My coworker picked it. I don’t blame him, really: from the book jacket, it sounds fabulous. World War II Poland, a torrid love affair, secret societies, the theater scene. Blurbs on the back obliquely praise the work as “masterful” and “impossible to forget.”

Then we started reading it. Hm, I thought. It’s a little slow, but that’s alright. Fifty pages in, I was completely zoning out. I checked in on his progress and texted a worried, “Is it picking up?” “I don’t think it’s a picking up kind of book, more building up,” he responded diplomatically. Some books are like this: they make you work for a while, bob along serenely at the top of the water before they reel you in. We were holding out, soldiering on.

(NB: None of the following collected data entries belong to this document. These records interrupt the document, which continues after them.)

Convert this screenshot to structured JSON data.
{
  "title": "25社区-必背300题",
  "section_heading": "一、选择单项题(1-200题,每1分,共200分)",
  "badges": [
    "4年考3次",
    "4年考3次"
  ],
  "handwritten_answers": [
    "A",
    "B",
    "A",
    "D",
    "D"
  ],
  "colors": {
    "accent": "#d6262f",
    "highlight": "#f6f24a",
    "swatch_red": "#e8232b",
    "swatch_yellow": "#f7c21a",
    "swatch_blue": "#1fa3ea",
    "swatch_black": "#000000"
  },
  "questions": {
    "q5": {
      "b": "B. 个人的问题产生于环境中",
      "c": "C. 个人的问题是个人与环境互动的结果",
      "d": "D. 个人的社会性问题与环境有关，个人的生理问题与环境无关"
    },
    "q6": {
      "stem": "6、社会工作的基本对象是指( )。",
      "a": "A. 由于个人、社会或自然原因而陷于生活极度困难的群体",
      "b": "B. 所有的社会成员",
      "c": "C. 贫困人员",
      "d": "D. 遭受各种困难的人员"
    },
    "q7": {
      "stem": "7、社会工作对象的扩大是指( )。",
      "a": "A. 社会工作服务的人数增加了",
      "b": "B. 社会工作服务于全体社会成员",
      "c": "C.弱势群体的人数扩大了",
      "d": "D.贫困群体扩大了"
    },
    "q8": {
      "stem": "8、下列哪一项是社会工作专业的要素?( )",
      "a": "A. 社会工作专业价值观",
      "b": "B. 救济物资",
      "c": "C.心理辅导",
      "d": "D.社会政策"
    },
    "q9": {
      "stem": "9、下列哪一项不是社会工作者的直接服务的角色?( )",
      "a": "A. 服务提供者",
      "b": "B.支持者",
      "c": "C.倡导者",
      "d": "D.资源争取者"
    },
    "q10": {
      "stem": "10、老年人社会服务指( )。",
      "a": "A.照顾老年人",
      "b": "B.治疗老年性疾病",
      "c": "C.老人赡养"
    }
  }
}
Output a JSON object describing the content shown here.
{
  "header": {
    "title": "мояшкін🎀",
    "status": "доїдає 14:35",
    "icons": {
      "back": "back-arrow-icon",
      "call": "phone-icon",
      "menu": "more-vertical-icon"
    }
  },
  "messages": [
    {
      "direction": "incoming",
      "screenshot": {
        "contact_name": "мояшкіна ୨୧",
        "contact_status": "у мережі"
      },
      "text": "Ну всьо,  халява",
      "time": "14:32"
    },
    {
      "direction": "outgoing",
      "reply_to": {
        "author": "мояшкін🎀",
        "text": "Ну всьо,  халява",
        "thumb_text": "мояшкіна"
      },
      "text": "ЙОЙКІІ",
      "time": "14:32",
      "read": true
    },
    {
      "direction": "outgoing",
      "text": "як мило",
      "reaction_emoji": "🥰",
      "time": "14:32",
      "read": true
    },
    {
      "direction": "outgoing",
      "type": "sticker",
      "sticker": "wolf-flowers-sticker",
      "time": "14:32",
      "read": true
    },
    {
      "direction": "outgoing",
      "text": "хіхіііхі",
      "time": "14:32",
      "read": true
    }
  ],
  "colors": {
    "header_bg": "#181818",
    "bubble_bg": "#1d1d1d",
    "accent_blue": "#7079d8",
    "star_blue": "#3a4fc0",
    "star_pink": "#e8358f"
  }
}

Then things started happening: sex, death, apparently love, the beginning of a war. Still I was being kept at arm’s length, the story providing all the emotional pull of an instruction manual. I am one hundred pages in, a war is setting in, and if the narrator abruptly killed himself, I would feel relieved at no longer having to read his brittle, lifeless story.

I approached my offending coworker. “I feel nothing,” I admitted. “They slept together. Things are happening! And I feel nothing!” He nodded sympathetically. “Nothing,” he agreed.

“It’s bad. We have to read it, and then talk about why it’s so bad,” he said, giving the terrible book a purpose, but also committing us, a sentence, an act of discipline.

But oh, this book. So unengaging. It’s an unspooling of events, a description without a story, a narrative stripped of narrative power.

Reading this sort of book is a bit like climbing a mountain, demanding one’s tenacity and an ability to power through exhaustion. If we quit now, we’d be only part-way up the mountain. Maybe “impossible to forget” is only earned in the home stretch — it’s the view from the top. And yet, as of now, the book feels more like a plateau. It continues to be unengaging, the view stays the same.

To finish or not to finish? What are the merits of giving up? How many pages before an author betrays your trust with an unworthy work?